Indigenous Peoples Day is a celebration of the contributions of Native American people, an acknowledgment of cultural erasure initiated by white European settlers and the rejection of a rewritten history that excluded the visibility of Indigenous people. This day is recognized on the second Monday in October.

An alternative version recognizes the settler, Christopher Columbus, who was credited with “discovering” the Americas while sanitizing the violence he subjected the native people to. For decades, this day was known as Columbus Day. Since 1934, Columbus Day has been celebrated as an American National holiday and was often challenged by Native American people who have advocated for the visibility of their own culture and history. 

In 1977, at the International Conference on Discrimination Against Indigenous Populations in the Americas, which was sponsored by the United Nations, a delegation of Indigenous people sought to establish October 12th as “Indigenous Peoples Day.” Since then the day has become more widely adopted amongst states choosing to recognize this day in place of Columbus Day. 

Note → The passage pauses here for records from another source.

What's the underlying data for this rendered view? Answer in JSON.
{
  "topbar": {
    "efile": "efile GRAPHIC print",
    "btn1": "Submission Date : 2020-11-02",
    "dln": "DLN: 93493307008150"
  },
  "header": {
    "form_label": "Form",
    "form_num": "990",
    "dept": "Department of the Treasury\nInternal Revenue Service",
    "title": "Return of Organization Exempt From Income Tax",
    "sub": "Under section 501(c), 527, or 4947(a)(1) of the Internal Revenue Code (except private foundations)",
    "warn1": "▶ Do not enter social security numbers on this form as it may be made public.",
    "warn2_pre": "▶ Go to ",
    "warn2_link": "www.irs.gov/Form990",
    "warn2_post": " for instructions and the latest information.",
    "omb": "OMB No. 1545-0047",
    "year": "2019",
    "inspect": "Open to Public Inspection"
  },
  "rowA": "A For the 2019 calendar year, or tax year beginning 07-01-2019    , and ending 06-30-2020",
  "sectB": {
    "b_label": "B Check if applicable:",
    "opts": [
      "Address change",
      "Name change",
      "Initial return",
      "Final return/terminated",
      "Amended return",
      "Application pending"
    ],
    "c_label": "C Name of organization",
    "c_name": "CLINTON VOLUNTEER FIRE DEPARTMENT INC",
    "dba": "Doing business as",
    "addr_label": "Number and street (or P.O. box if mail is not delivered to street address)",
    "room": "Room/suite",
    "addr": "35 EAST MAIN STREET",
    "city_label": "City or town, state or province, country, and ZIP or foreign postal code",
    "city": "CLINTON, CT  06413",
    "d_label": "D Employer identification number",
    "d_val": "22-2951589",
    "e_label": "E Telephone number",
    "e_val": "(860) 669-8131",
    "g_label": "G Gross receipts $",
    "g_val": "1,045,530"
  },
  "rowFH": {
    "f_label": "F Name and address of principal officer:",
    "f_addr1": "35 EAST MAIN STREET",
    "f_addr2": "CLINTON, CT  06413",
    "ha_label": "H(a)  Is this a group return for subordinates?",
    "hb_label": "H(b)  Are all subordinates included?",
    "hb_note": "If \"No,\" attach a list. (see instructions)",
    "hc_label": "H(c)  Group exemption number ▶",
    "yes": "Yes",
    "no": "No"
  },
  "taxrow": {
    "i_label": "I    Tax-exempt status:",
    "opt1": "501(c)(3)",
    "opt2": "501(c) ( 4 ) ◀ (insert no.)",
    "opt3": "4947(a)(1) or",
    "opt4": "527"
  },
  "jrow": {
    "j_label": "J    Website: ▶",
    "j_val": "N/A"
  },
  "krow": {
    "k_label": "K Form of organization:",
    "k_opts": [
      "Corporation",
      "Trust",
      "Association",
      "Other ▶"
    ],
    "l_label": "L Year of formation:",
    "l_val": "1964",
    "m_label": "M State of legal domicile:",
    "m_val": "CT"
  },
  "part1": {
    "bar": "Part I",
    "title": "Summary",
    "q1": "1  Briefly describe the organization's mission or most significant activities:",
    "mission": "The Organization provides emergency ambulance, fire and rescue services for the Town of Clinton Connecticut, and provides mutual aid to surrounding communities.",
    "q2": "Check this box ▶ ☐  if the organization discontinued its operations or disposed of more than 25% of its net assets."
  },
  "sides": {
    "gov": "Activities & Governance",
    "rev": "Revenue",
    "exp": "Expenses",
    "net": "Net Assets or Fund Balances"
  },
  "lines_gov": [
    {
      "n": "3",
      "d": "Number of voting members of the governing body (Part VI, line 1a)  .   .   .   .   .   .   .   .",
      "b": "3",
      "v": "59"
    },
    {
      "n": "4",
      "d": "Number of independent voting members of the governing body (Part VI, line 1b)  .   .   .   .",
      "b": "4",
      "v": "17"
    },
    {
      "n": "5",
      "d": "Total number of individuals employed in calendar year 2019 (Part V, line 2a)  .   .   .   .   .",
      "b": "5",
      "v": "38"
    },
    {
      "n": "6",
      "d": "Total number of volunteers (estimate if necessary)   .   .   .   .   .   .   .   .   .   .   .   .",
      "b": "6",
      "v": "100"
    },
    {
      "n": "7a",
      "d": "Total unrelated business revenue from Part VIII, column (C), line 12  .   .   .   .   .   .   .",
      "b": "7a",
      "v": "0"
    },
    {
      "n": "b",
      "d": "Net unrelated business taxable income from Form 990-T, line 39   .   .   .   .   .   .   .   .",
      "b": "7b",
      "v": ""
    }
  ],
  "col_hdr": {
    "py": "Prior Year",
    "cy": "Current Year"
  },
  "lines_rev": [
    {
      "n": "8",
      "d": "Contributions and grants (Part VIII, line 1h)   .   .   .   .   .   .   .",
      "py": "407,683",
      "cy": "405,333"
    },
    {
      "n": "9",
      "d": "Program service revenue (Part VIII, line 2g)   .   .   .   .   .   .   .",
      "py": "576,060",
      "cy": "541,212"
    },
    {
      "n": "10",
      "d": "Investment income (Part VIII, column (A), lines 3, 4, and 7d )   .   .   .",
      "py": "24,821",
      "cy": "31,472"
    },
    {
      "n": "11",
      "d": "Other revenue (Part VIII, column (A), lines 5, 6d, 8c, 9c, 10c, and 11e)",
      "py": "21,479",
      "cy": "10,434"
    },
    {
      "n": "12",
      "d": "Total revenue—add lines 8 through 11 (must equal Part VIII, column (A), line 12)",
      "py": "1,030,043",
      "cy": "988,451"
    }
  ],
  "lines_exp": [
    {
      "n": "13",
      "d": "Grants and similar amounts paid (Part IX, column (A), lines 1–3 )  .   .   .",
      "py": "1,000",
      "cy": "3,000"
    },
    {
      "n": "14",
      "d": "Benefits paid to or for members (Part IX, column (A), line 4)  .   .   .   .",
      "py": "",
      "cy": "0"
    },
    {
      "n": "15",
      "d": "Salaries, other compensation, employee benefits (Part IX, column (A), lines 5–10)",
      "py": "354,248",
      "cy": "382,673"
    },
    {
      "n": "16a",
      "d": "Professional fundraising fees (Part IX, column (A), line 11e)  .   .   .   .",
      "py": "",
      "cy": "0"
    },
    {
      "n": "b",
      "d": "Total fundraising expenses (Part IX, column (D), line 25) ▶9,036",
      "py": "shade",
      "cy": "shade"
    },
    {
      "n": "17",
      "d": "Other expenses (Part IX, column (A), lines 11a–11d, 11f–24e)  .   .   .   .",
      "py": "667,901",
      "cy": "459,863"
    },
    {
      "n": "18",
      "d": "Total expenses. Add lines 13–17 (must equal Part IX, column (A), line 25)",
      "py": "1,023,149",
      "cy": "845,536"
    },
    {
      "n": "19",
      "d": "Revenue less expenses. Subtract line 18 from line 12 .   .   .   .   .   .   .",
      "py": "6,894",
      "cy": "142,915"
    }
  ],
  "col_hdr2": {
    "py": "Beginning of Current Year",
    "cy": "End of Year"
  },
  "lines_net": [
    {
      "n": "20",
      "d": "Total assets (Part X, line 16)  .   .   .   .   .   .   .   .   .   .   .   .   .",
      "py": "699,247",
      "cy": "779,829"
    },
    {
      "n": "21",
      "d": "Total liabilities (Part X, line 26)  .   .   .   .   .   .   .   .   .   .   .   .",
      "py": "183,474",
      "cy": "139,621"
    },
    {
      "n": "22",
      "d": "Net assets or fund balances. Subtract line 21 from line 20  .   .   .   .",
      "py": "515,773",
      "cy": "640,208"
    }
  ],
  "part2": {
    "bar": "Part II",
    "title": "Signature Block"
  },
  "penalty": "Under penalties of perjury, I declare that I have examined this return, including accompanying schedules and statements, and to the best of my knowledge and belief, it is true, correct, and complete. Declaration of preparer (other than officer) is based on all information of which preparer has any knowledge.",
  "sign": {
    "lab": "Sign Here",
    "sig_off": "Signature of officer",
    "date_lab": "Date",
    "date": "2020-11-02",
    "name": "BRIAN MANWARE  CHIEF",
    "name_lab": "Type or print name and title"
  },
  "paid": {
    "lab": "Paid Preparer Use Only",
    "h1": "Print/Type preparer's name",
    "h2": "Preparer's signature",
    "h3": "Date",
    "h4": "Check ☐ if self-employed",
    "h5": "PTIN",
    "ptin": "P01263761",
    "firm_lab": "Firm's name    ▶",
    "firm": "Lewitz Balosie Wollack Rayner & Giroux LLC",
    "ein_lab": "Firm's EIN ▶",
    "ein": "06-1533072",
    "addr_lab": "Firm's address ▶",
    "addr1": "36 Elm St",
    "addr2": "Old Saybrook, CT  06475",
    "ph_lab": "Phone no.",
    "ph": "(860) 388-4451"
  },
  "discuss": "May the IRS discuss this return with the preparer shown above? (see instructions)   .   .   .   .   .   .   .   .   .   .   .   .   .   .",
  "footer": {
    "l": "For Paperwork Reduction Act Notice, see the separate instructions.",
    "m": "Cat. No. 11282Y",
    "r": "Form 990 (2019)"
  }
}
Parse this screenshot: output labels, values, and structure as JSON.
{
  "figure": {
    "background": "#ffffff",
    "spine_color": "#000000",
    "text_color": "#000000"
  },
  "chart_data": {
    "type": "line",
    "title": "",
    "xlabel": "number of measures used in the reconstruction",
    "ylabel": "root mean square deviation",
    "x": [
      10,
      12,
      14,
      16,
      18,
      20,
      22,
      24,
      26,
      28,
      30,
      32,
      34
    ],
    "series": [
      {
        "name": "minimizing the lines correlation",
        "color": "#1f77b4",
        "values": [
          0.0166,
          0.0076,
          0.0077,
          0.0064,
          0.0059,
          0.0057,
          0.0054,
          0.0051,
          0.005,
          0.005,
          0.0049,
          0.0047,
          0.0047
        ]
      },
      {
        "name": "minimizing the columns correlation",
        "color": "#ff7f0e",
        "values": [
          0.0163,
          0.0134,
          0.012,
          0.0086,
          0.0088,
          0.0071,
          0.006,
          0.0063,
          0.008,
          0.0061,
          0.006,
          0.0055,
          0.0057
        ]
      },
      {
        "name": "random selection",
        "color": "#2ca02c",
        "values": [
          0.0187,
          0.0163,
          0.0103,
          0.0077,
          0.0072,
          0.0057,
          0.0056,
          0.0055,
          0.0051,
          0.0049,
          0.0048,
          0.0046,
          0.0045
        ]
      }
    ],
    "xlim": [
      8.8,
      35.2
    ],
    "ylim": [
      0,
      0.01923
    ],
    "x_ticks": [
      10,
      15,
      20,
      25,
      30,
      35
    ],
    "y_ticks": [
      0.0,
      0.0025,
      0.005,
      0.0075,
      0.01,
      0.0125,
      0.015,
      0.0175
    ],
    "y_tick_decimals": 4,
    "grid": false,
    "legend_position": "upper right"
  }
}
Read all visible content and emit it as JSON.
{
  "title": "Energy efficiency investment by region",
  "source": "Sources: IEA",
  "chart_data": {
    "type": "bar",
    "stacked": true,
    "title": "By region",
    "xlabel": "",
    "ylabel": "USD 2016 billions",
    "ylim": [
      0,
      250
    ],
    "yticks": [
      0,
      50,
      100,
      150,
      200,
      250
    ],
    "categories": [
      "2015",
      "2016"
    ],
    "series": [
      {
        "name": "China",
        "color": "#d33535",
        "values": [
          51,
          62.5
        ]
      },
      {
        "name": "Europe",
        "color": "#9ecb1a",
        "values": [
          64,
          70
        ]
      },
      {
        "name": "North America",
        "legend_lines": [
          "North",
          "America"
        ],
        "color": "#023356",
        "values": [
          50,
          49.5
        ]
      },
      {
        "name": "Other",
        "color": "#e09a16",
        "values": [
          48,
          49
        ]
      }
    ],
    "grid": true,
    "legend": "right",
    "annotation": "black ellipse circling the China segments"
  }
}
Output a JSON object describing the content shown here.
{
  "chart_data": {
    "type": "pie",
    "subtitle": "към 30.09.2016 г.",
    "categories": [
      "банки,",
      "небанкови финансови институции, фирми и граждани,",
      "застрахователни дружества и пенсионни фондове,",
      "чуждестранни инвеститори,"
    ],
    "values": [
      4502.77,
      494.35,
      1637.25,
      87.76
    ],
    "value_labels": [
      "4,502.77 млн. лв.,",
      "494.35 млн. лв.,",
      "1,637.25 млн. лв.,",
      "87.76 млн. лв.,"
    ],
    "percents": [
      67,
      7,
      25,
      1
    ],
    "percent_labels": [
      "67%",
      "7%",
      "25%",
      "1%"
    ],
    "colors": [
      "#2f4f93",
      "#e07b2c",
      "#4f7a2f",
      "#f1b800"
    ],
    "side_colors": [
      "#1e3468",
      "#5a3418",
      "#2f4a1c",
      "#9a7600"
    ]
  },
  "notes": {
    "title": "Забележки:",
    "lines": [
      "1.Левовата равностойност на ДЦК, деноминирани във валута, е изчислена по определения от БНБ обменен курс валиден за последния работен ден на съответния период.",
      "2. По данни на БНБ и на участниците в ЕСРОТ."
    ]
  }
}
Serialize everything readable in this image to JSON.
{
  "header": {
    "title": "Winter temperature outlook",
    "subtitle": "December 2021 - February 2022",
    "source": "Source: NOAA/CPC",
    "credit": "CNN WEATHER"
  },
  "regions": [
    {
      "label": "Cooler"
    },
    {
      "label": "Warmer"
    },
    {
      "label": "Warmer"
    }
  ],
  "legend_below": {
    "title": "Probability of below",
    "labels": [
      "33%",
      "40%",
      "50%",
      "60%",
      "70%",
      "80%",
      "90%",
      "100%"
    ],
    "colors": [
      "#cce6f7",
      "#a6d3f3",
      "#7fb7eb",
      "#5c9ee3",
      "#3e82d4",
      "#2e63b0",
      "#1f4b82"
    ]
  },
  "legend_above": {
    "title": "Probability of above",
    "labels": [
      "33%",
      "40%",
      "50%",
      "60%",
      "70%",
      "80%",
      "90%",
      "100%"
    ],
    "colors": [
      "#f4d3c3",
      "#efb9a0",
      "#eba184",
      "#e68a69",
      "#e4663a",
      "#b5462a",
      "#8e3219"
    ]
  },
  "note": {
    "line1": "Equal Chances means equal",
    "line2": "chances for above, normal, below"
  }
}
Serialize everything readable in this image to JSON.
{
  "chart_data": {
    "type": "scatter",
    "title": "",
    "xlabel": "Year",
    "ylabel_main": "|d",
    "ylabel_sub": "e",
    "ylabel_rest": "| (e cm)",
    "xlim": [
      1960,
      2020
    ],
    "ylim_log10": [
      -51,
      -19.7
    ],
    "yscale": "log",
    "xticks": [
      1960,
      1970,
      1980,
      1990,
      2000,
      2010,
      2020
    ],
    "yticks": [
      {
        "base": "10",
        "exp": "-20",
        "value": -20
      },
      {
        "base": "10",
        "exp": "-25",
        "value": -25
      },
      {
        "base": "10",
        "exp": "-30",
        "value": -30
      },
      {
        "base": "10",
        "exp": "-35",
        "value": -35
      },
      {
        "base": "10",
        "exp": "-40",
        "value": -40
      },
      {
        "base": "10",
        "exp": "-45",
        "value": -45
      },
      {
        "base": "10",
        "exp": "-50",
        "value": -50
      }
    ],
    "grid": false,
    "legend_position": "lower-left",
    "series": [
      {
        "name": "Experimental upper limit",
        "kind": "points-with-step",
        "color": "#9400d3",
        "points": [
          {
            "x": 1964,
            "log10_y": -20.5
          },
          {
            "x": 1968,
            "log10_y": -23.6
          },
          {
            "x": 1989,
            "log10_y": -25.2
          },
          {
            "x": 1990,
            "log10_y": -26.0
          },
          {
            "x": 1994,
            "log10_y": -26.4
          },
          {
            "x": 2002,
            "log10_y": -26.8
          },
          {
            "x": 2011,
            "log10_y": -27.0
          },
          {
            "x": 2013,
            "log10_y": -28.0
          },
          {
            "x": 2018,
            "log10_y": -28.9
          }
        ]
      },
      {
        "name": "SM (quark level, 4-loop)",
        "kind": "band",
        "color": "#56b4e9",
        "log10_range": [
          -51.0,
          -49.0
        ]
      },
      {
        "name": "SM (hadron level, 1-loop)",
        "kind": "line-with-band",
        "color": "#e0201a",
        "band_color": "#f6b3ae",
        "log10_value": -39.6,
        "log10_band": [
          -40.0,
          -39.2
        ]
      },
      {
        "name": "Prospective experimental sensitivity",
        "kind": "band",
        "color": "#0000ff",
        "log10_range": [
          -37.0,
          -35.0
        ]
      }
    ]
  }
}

Currently, fifteen states – Alabama, Alaska, Hawaii, Idaho, Maine, Michigan, Minnesota, New Mexico, North Carolina, Oklahoma, Oregon, South Dakota, Vermont, Virginia, and Wisconsin – observe Indigenous Peoples Day, in addition to over 130 other cities, including Washington D.C.

President Donald Trump has publicly condemned the so-called erasure of Christopher Columbus. In an Independence Day speech delivered by President Trump in July, he remarked that he “we will defend, protect and preserve American way of life, which began in 1492 when Columbus discovered America.”

Vice President Pence clarified his own stance when he condemned the Mayor of Columbus, Ohio for removing a Christopher Columbus statue. Ironically, he said that the American people wouldn’t allow the country’s history and culture to be taken away.

These sentiments reinforce the historic erasure of Indigenous people and continue the narrative of history being taught throughout education systems in America that uplift the ideology behind white supremacy.

One simply cannot discover a place that had already been inhabited by others. Indigenous People’s Day is the correction many of us needed to be aware of. Instead of celebrating a settler who eradicated Native American people, we choose to recognize the resilience of a culture that was silenced and whose humanity was denied until now.